At the same time, it says nothing about the great Kazakh geographer, historian, painter, and ethnologist Shoqan Walikhanov (1835 – 1865), who wrote valuable papers on religious policy in Central Asia and Kazakhstan, history of local paganism. His original researches clearly show that the backwardness of the region has been caused mainly by a fanatical version of Islam, which was a quite progressive religion during the Middle Ages. He was a close friend of the great Russian author Fyodor Dostoevsky. Soviet leader Joseph Stalin also should have been mentioned in the encyclopedia as an outstanding thinker, who scholarly proved that the thinking is impossible without the language and energetically refuted the «class character» of language. He also prophetically proclaimed that the further the country would move forward, the more acute forms of struggle will be used by the doomed remnants of exploiter classes in their last desperate efforts. The collapse of the Soviet Union in 1991 was caused mainly by exactly these remnants, who had been denounced by Stalin several decades earlier.

Subjects, encompassed by Routledge Encyclopedia of Philosophy, are much broader than the Stanford’s ones and its entries are readable at least. But, the Routledge also failed to be a genuinely universal edition. For instance, it mentions Kazakhstan only twice. First, it says that Russian philosopher Mikhail Bakhtin was exiled there. Then, it makes reference to various experiments, conducted by Soviet psychologists, on Kazakh peasants. But, even ten volumes of the Routledge hasn’t much space to tell about Kazakh genius Abai (1845 – 1904), who was a great poet, thinker, translator, and songwriter. Among other things, his The Book of Words («Қара сөздері») passionately demonstrated to compatriots the advantages of settled way of life over nomadism.

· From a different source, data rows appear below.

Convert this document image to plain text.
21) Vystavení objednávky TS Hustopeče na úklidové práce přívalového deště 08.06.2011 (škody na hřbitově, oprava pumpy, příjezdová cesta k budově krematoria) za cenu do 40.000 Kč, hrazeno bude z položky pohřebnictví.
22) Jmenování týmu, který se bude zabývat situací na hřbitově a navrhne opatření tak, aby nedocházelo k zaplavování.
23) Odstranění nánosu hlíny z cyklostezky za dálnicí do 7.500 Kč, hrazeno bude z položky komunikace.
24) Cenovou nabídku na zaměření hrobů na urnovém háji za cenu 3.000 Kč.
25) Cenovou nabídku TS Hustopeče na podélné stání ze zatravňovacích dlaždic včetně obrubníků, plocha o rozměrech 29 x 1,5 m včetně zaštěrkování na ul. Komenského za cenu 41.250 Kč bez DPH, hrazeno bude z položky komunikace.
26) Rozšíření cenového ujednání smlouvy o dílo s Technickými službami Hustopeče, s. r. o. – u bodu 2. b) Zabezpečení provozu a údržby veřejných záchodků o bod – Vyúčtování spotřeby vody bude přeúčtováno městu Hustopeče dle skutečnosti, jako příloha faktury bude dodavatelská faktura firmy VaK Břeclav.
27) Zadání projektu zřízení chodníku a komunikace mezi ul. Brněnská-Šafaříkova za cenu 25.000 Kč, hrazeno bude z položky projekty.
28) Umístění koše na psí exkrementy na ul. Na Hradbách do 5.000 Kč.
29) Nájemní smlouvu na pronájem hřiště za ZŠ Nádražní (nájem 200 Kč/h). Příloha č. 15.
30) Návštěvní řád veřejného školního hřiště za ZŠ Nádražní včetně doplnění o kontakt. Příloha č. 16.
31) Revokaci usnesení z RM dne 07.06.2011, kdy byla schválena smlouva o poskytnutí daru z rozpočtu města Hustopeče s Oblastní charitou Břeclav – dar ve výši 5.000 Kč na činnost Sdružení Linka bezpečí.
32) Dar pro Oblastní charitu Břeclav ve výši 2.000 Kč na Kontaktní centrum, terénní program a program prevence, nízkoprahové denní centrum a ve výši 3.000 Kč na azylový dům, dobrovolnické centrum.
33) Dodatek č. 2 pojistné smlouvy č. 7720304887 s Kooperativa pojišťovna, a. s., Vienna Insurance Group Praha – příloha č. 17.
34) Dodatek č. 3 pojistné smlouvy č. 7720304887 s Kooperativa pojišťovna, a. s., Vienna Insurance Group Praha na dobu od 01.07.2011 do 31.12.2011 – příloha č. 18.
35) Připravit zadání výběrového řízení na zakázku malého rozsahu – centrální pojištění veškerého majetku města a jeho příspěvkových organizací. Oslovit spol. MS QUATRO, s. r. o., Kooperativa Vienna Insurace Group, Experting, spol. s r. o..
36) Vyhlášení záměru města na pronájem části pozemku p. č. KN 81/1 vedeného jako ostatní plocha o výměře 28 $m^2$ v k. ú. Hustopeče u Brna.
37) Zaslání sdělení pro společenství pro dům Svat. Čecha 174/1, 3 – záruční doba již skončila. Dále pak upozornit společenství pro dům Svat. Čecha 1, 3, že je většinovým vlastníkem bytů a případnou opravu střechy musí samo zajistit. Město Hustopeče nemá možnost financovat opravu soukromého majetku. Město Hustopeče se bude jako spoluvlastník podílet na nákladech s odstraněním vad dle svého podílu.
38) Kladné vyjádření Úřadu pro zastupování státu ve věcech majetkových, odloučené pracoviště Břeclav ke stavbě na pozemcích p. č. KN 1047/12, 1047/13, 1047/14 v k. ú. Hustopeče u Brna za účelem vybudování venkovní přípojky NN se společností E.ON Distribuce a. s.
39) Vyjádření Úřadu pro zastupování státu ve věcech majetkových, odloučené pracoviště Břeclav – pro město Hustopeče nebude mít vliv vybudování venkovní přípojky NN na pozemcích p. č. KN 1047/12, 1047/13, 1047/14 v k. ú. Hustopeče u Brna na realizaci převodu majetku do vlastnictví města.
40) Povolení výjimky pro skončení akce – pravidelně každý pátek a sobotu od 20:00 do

The Book of Words has remained a dramatic evidence of the situation, when the civilization shift is ripe for the entire nation.

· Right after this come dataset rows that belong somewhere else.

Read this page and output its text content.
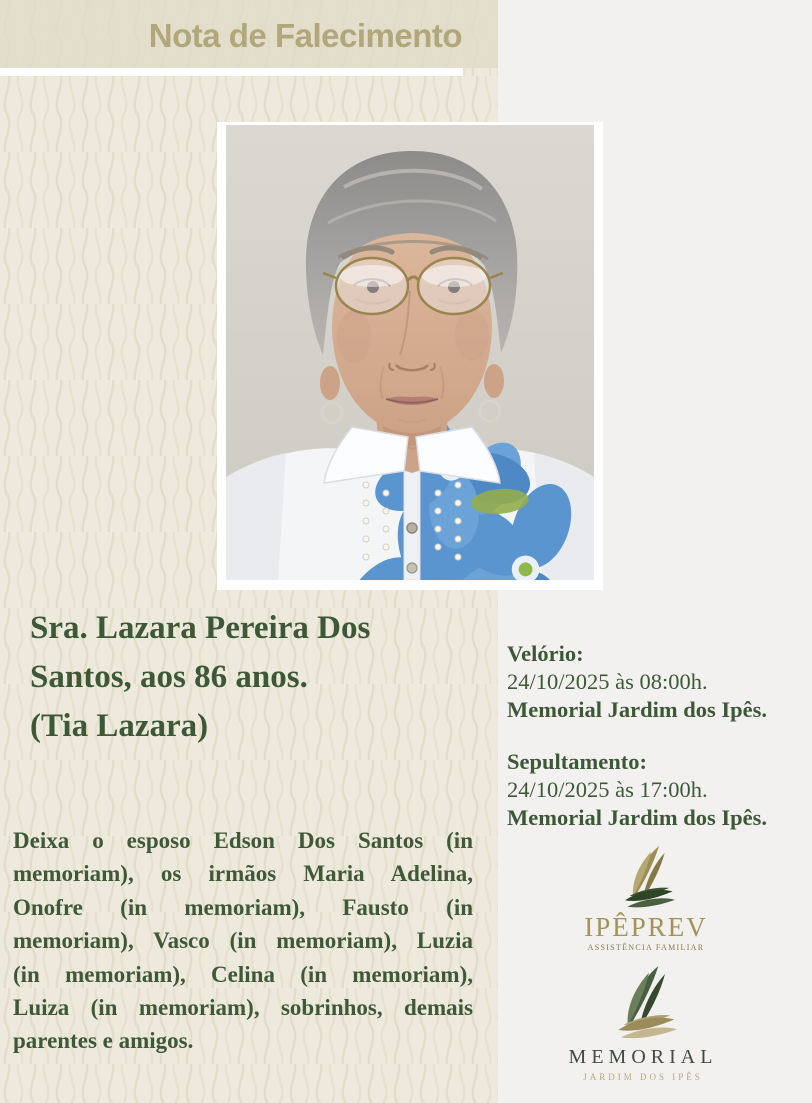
Nota de Falecimento
Sra. Lazara Pereira Dos
Santos, aos 86 anos.
(Tia Lazara)
Deixa o esposo Edson Dos Santos (in
memoriam), os irmãos Maria Adelina,
Onofre (in memoriam), Fausto (in
memoriam), Vasco (in memoriam), Luzia
(in memoriam), Celina (in memoriam),
Luiza (in memoriam), sobrinhos, demais
parentes e amigos.
Velório:
24/10/2025 às 08:00h.
Memorial Jardim dos Ipês.
Sepultamento:
24/10/2025 às 17:00h.
Memorial Jardim dos Ipês.
IPÊPREV
ASSISTÊNCIA FAMILIAR
MEMORIAL
JARDIM DOS IPÊS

To my mind, the best encyclopedia of philosophy ever published is the Soviet edition in five volumes (1960 – 1970). Even its Communist propaganda overtones don’t depreciate unbelievably wide range of topics, regions, and personalities covered by The Soviet Encyclopedia of Philosophy. It is a truly global review of ideas and thinkers, sciences and arts, based on the authoritative sources from all over the world.